← Back to context

Comment by simianwords

10 hours ago

I trust you. If it were happening so frequently you may be able to give me a single prompt to get it to bullshit?

I did this in one attempt just now: https://gemini.google.com/share/b4e016be1f69

#8 has an incorrect answer (3 appearances according to Gemini, 2 according to reality https://en.wikipedia.org/wiki/Bowl_championship_series#BCS_a...)

So it works well 95% of the time for literally a trivial use case. Imagine if any other tech tool had that kind of reliability: `ls` displays 95% of your files, your phone successfully sends and receives 95% of text messages, or Microsoft Word saving 95% of the characters you typed in. That's just not acceptable.

  • Hi! The challenge was ChatGPT but even then it looks like you used the weakest version of Gemini.

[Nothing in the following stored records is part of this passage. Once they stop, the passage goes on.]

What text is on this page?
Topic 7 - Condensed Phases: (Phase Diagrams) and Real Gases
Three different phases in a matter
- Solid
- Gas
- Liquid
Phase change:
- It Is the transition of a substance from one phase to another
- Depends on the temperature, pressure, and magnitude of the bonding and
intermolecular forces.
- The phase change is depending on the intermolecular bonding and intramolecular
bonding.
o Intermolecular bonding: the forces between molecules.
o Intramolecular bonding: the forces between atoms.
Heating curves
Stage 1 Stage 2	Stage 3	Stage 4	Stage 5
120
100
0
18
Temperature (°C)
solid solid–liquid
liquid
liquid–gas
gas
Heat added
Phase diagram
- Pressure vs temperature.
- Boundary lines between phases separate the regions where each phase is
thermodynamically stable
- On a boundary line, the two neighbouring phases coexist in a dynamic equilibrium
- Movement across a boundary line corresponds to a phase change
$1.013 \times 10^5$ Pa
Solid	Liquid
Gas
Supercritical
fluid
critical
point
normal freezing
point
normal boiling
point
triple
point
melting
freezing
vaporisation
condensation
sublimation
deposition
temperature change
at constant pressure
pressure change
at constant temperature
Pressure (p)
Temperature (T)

    • >I stress test commercially deployed LLMs like Gemini and Claude with trivial tasks

      I did exactly what I said I did. I'm using these systems the way they're designed and advertised. I'm following the happy path with tasks that are small, trivial, and easy to check. This is the charitable approach. Yet the system creaks under the lightest load. If Google wants to put on a better show with stronger models, then they should make those the default.

      You don't need to make excuses for shoddy engineering from multi-billion dollar corporations. And you're quite welcome to run the same prompt on ChatGPT and evaluate it on your own time.